Welcome to week three of bake along! We love seeing all of the wonderful cakes and stack pies y’all have made. No Southern repertoire would be complete without a pound cake recipe. This recipe draws on a traditional sponge technique: using egg whites as rising agents. Don’t skimp on beating those whites into peaks; they need to be nice and tall to be strong enough to hold up this thick batter. Fold about 1/4 of your whites in at a time. This will help thin out the batter and keep the whites from deflating! We split our batter in half and added a few tablespoons of cocoa, then layered it in a tin. For a little extra flavor, we dotted the top with espresso chocolate chips (yes, these really exist!!) and served it up with a healthy scoop of mocha ice cream. What’s your favorite way to serve pound cake? Don’t forget to share your photo below or tag #FoxfireBakeAlong on social media.
Old Dominion Pound Cake
Recipe from Mary Pitts, The Foxfire Book of Appalachian Cookery
- 2 1/4 cups flour
- 1/4 tsp baking powder
- 1 1/4 cups sugar
- 1 1/4 cups butter
- 2 1/4 tsps vanilla (or other flavoring)
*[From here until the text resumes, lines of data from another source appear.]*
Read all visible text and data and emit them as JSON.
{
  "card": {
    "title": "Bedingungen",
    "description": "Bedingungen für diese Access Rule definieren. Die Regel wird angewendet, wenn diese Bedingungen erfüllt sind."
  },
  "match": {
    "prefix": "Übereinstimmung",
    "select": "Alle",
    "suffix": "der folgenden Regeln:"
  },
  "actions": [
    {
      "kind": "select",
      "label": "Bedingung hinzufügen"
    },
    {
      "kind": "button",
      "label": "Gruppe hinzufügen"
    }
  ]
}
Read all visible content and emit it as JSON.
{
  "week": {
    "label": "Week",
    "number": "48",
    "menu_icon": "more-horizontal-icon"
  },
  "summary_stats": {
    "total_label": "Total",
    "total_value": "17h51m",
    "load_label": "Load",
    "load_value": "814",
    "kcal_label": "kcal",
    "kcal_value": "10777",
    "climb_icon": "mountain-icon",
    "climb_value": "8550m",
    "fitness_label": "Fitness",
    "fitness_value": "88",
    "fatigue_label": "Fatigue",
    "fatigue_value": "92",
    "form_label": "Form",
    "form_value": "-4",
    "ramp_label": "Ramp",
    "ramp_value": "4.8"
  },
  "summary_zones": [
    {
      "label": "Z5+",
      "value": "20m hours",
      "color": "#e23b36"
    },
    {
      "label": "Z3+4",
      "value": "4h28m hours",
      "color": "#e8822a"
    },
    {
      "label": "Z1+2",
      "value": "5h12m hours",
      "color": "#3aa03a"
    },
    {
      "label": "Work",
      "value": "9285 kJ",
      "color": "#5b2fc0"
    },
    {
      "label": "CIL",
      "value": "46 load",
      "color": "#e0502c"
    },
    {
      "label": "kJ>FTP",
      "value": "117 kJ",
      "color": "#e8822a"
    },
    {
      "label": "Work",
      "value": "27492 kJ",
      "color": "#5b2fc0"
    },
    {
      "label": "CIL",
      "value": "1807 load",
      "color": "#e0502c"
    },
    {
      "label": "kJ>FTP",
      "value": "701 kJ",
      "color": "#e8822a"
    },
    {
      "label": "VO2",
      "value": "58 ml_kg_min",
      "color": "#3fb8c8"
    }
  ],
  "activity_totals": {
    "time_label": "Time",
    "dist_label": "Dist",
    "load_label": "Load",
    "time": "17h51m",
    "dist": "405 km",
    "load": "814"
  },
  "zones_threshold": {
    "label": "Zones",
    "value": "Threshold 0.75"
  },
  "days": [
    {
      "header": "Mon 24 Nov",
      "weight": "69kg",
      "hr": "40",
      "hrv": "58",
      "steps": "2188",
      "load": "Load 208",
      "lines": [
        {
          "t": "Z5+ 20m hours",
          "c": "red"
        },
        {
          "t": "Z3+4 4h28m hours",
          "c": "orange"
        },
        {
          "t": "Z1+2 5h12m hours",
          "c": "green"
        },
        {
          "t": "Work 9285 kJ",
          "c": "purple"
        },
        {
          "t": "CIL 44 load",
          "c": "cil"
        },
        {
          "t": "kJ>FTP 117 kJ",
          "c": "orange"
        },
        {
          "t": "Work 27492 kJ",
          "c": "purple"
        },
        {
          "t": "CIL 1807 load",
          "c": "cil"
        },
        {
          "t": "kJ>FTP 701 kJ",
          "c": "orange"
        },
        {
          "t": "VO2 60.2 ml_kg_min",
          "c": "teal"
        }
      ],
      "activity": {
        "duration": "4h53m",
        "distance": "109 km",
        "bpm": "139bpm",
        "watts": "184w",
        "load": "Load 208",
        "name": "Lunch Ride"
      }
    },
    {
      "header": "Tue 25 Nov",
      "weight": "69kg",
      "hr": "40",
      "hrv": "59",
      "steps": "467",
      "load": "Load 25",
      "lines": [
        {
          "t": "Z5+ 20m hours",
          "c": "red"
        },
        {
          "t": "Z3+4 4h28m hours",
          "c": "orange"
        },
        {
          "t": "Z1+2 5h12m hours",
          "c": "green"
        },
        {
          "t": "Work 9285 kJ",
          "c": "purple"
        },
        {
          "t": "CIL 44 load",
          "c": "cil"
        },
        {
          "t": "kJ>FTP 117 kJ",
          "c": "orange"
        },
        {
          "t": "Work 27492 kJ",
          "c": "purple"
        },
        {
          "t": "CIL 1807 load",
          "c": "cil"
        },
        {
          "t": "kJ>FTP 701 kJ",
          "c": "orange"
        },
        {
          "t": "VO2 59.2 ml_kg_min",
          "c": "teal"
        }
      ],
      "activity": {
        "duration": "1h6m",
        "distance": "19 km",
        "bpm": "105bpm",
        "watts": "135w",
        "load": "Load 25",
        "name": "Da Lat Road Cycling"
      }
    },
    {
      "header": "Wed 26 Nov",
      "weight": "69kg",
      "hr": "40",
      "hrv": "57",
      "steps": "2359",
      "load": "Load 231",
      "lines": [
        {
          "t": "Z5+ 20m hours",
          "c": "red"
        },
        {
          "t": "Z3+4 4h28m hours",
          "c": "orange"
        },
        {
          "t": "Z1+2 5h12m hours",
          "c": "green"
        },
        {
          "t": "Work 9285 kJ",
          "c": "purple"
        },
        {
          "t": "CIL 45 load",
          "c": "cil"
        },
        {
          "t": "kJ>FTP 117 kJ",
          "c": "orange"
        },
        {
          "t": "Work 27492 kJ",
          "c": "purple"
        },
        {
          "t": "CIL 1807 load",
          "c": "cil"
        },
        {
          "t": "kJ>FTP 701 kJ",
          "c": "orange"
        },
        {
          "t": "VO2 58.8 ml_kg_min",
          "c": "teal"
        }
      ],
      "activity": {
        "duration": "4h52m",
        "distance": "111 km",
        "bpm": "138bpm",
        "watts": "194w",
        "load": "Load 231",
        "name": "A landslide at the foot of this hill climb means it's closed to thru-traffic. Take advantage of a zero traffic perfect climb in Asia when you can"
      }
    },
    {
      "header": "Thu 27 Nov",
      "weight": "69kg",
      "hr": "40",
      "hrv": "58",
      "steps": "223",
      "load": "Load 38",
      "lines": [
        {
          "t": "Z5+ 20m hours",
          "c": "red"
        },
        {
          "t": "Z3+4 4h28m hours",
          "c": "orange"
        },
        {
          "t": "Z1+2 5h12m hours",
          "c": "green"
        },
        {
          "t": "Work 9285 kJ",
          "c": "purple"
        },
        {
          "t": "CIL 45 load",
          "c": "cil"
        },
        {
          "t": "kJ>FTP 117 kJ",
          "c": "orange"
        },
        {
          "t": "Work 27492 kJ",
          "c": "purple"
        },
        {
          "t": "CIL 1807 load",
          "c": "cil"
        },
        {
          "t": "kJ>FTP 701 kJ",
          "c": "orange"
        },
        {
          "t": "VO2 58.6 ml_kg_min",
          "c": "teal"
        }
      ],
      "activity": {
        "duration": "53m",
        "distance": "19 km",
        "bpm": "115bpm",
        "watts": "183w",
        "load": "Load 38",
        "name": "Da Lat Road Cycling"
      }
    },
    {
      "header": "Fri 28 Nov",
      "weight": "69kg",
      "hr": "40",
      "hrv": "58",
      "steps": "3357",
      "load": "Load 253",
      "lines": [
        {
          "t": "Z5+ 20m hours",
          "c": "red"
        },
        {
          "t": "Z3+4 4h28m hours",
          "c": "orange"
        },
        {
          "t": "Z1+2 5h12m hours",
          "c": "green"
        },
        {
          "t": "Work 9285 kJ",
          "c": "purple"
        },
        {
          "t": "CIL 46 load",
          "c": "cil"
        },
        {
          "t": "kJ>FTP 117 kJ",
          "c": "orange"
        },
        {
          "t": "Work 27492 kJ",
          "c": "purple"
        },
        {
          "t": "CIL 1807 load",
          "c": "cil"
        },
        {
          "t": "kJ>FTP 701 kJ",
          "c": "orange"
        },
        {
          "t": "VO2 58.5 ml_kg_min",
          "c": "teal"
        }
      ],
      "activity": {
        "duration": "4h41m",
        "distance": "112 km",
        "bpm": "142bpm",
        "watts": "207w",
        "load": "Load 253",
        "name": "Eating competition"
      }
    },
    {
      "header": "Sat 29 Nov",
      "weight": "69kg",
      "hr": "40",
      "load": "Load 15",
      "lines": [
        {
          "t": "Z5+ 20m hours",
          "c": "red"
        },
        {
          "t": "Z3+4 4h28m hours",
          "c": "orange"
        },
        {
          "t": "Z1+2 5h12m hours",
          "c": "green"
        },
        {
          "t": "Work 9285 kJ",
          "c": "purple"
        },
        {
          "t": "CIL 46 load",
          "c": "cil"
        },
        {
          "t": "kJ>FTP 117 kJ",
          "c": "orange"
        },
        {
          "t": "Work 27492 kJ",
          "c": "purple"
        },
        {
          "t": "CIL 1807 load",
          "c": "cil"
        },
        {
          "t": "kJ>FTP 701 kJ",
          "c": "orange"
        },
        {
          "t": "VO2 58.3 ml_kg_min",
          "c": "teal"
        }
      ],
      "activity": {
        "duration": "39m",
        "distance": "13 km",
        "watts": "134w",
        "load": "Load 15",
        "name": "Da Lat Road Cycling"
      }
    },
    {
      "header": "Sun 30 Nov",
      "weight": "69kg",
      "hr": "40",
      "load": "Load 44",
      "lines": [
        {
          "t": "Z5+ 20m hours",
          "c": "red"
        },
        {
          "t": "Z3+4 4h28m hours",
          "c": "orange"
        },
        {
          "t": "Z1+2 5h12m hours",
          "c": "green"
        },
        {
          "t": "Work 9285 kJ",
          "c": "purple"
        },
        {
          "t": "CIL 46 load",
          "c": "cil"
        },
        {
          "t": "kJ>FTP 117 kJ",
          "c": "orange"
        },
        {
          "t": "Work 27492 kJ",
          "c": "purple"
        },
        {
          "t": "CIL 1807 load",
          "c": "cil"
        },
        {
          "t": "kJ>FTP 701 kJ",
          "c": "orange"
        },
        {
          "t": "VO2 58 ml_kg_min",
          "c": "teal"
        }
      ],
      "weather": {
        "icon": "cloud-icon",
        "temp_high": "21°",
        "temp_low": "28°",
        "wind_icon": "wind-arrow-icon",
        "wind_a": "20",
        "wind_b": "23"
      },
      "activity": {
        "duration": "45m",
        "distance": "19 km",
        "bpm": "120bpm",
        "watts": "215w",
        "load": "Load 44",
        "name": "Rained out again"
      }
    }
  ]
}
- 2 Tbsps lemon juice (optional)
- 6 large eggs, separated
- 1/8 tsp salt
- 1 cup sugar
- 1 1/2 tsp cream of tartar
Sift together flour, baking powder, and 1 1/4 cup sugar. Cream butter and blend in vanilla and lemon juice. Add egg yolks, one at a time, beating well after each addition. Gradually blend in flour mixture. Beat egg whites until peaks form and add salt; then gradually add 1 cup sugar with cream of tartar, beating well after each addition. Beat until soft peaks form. Gently fold whites into batter. Turn into a greased and floured tube pan. Cut through batter one or two times, then bake 1 hour 20 minutes in a 325 degrees Fahrenheit oven.